Coffee (1 Coffee Cup (6 Fl Oz)) and Upma (100 G)
Breakfast
191 mg/dL
avg. peak value
Usually causes a large spike
Avg. Food Score on Ultrahuman App
Ultrahuman Users got an UNSTABLE response
How to consume Coffee | Upma without glucose spikes
Portion Control
Consider reducing the portion size of Upma to decrease the overall carbohydrate load, which can help mitigate spikes in glucose levels.
Add Fiber
Incorporate fiber-rich foods like chia seeds or flaxseeds into your meal. Fiber can help slow the absorption of sugar into the bloodstream.
Protein Pairing
Add a source of protein such as boiled eggs or a handful of nuts like almonds or walnuts to your meal. This can help stabilize blood sugar levels.
Healthy Fats
Include healthy fats like avocado or a spoon of nut butter. These can help slow digestion and the absorption of carbohydrates.
Stay Hydrated
Drink a glass of water before and after your meal to help maintain hydration and support metabolic processes.
Physical Activity
Engage in light physical activity such as a brisk walk after eating.

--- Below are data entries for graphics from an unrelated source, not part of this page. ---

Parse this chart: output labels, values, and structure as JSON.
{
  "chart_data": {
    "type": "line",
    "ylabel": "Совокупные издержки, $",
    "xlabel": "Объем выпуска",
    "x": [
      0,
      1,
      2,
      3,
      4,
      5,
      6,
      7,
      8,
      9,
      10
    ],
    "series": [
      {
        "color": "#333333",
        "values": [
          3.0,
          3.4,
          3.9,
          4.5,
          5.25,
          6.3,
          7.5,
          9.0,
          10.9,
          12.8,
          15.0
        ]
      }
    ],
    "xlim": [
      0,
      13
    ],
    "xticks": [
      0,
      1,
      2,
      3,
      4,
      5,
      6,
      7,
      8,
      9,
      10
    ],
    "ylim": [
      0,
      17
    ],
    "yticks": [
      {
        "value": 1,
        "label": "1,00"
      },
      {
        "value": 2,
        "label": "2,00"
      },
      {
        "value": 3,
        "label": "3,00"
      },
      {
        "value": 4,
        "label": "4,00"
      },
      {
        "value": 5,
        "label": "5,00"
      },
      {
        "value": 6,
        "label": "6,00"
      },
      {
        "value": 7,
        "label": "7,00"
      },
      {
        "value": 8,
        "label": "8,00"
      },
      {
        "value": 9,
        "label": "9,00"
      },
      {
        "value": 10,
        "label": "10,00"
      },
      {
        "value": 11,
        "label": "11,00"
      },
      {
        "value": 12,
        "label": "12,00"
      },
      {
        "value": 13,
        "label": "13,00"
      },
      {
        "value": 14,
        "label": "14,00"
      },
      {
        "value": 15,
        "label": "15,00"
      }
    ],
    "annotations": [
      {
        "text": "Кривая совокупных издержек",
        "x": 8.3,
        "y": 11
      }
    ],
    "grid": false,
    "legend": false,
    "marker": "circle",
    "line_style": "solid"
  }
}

This can help your muscles use glucose more efficiently.
Cinnamon Addition
Sprinkle a small amount of cinnamon on your food or coffee. Cinnamon may help improve insulin sensitivity and lower blood sugar levels.
Mindful Eating
Eat slowly and savor your meal. This can help you recognize fullness cues and prevent overeating.
Balanced Breakfast
Ensure your breakfast includes a balance of carbohydrates, protein, and fats. This can help keep glucose levels steady throughout the morning.
Monitor Ingredients
Be cautious of any additional ingredients in your coffee or Upma that may contribute to glucose spikes, such as added sugars or syrups. Opt for natural sweeteners like stevia if needed.